Pause for a moment. Bullet time. Hidden doors. Explosive barrels. Mounted machinegun nests. There will be a portion of our readership who are making gagging noises right now. Do Raven have a single original idea for what must be their biggest project yet? Two points. There is more to come: Kevin and Eric both remain silent when pressed for details on further shroud powers, weapons, and the inevitable multiplayer modes. For fans of Return to Castle Wolfenstein’s multiplayer, Kevin says Wolfenstein will “build on the success of previous multiplayer titles” – which we hope includes Wolfenstein: Enemy Territory. For fans of occult powers that twist and shape time and space, there are three further gaps in the interface next to the bullet-time button. And as for the guns: it’s an id game, you know. Rocket launchers and gatling guns are all but inevitable, rest assured.
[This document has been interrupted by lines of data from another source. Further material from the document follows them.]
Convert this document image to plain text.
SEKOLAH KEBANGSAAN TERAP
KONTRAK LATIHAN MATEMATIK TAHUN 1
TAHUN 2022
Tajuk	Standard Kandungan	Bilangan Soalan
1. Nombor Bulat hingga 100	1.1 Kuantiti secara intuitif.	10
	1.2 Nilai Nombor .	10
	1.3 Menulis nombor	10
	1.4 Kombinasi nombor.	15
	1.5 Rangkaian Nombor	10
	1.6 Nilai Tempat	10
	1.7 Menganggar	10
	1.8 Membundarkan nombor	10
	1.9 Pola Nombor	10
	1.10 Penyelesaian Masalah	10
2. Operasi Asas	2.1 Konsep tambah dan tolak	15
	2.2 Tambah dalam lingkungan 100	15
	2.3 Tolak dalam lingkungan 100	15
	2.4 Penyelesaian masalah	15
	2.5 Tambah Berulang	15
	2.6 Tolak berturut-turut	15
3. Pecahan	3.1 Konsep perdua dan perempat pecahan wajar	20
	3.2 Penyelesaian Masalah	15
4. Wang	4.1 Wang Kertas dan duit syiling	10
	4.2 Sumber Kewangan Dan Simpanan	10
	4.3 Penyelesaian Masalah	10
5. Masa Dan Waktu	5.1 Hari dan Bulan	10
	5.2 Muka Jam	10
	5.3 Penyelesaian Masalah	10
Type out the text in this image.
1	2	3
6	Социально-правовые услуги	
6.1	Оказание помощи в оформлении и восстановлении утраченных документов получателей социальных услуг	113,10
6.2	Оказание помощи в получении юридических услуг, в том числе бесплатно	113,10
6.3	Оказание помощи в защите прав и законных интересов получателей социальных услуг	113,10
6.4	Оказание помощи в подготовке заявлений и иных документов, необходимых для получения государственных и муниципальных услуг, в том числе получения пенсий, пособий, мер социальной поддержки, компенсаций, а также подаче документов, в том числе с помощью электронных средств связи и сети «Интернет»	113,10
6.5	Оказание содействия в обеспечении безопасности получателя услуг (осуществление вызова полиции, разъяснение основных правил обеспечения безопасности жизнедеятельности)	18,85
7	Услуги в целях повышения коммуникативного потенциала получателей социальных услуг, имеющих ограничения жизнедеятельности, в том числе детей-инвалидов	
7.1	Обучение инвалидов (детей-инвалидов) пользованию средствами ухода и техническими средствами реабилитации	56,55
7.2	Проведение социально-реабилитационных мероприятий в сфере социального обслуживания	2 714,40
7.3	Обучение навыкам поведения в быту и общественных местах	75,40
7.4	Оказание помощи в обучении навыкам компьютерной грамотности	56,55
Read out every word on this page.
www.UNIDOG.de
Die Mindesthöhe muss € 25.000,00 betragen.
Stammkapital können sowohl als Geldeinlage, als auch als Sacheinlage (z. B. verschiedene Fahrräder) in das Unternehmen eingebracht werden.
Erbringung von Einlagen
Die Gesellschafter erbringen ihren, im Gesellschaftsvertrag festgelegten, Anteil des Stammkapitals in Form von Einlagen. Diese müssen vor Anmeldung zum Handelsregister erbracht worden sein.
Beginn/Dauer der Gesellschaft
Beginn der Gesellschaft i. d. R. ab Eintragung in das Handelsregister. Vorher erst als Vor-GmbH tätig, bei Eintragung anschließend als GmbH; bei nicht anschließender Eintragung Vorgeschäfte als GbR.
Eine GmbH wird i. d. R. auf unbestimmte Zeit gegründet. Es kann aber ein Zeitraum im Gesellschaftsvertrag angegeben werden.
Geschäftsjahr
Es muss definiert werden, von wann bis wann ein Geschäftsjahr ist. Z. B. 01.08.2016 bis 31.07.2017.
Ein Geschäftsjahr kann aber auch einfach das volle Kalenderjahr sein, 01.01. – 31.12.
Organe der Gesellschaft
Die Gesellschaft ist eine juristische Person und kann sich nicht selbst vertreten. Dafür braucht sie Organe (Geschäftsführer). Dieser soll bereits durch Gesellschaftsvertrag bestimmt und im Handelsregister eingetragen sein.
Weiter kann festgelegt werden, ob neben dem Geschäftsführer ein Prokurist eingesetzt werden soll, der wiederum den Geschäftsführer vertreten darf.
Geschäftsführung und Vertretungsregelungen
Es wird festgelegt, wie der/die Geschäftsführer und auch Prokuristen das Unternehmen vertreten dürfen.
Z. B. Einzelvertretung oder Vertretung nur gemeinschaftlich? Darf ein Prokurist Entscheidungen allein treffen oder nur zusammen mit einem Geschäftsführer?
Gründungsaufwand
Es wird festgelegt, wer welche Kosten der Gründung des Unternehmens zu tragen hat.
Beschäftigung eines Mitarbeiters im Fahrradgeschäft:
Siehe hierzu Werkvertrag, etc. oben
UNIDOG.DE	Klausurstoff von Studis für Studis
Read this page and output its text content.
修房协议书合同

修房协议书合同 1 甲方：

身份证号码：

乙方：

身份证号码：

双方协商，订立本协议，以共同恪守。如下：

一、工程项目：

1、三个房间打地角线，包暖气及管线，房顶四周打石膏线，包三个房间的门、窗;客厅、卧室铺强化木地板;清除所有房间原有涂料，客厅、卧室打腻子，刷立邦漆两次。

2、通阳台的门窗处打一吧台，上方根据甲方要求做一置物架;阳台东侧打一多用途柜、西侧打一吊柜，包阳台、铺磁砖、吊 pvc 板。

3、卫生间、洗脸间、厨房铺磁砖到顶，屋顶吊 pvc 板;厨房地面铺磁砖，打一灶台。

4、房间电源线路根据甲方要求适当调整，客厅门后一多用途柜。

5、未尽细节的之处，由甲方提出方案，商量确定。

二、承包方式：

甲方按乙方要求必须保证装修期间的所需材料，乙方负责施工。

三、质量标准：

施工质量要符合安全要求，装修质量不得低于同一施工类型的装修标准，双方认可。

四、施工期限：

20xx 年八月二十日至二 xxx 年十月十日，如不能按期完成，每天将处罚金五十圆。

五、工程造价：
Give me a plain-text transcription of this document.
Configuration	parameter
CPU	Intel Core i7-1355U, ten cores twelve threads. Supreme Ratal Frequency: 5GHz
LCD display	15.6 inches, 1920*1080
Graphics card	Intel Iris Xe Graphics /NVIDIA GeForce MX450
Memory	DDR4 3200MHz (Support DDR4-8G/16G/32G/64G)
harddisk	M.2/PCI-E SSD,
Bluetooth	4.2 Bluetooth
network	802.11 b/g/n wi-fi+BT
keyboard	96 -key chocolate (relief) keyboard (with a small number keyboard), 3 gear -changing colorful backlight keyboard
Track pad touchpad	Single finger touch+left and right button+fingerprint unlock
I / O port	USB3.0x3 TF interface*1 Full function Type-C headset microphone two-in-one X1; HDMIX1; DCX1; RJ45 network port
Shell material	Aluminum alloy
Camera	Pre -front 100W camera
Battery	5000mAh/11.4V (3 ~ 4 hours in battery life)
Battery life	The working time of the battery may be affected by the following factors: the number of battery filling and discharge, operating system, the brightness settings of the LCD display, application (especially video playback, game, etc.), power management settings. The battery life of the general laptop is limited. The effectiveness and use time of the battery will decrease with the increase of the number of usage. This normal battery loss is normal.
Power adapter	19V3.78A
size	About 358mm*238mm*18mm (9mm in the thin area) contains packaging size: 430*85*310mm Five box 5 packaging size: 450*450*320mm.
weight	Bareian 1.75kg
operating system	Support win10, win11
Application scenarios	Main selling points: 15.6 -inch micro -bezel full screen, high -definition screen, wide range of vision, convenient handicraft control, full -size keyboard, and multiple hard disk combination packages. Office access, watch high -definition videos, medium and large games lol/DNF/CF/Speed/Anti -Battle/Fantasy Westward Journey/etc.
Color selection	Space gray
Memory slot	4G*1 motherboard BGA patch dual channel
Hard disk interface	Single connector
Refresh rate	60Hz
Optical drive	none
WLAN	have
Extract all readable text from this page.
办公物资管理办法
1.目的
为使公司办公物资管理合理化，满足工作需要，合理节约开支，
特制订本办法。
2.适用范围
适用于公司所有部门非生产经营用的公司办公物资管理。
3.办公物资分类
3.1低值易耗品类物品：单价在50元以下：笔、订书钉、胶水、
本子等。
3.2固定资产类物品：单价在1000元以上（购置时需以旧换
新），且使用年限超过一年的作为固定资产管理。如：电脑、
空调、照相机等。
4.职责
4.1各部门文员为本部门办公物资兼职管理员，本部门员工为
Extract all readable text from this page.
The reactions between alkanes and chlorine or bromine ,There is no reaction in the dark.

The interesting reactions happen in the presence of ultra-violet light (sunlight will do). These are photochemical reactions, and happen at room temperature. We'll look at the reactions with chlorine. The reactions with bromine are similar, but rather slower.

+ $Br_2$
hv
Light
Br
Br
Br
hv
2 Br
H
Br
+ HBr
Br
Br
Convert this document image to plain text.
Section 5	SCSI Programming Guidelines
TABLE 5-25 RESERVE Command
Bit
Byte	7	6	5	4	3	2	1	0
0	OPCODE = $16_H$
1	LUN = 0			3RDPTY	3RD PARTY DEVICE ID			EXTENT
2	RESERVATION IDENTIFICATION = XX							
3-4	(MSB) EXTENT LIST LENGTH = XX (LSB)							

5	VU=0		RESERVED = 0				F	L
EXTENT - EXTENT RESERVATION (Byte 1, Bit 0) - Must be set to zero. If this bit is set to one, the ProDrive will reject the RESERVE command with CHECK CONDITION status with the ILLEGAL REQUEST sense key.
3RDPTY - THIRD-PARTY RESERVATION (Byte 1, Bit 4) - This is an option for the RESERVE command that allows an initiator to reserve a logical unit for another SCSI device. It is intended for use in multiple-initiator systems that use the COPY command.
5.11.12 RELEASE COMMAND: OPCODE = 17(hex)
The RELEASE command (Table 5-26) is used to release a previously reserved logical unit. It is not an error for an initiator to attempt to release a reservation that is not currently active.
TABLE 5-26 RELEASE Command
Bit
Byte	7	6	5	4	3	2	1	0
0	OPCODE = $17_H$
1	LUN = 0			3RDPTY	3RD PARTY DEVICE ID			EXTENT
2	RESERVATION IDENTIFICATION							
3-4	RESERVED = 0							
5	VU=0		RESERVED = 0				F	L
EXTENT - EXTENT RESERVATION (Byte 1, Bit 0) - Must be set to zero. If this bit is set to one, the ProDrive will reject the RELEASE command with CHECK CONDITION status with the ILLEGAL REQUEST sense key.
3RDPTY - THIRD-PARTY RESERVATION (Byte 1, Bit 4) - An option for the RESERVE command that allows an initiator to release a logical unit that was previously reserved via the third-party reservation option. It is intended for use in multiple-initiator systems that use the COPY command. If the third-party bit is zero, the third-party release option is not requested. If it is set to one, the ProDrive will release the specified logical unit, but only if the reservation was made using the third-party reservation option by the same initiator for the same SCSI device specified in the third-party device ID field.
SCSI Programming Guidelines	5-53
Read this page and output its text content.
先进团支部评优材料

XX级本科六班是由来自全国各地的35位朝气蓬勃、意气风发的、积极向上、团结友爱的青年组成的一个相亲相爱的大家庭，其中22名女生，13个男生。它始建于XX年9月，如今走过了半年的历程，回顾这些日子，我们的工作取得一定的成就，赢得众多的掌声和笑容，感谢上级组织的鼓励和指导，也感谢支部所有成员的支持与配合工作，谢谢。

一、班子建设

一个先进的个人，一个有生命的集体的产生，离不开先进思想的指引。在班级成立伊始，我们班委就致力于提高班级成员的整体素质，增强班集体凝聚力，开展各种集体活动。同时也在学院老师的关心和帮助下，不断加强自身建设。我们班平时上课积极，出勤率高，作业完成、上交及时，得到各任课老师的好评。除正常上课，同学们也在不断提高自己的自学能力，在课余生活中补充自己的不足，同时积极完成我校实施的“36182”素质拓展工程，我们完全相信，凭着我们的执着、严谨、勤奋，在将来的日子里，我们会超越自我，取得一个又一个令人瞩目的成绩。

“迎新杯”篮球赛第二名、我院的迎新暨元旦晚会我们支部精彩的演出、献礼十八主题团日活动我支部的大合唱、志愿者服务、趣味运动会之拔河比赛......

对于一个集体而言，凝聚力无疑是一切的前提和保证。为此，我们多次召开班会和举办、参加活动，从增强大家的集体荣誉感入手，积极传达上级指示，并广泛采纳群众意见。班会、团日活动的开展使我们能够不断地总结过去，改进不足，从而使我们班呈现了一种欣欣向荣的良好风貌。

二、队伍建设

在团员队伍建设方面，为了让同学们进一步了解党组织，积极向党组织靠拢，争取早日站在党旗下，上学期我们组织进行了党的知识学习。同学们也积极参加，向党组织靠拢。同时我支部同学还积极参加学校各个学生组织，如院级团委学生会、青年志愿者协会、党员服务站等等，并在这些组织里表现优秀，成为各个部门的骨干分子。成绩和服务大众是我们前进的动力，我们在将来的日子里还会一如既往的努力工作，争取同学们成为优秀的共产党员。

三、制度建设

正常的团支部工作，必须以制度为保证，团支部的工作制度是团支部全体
But we’re not convinced that it needs more: this is Wolfenstein. As we watch Eric play – bouncing stick grenades off walls, diving behind ruined tanks and taking careful aim at a malevolent Nazi’s head, we start to get into this. Wolfenstein plays like a return to the kind of shooters that have become unfashionable; a gun at the bottom of the screen, dozens of enemies up front, ammo drops and explosions ahead. Bosses? Sure! Kevin talks about characters from Wolfenstein 3D and Return to Castle Wolfenstein making cameos. We’d pay good money to see the robo-armoured Bavarian milk-maid from the first game. And even if Raven deny it, we’ll still hold a candle for Robo-Hitler. We’d even take second best with Mecha-Himmler.
We see one boss at the very end of the demo. Six feet of iron and anger. Bullets just ping off his armour and shield: he’s using the shroud to ward off any damage. The solution is relatively simple: slow down time and aim your shots at the sparking generators mounted on his shoulders. As he stumbles around the city, bumping into the masonry and bouncing off a ruined car, we start giggling. This is what shooters were like years ago. We grew up playing this type of game – shooters like Wolfenstein warped us into the facile imitations of humanity we are today. The boss is dead: his electric shoulder-pads are on fire. He waves his arms like a robot in a mosh-pit before falling to the ground defeated. Maybe the robo-Nazi is a good analogy for Wolfenstein as a whole. Technically ambitious. Funny. Silly. And a little bit stupid. We can live with that.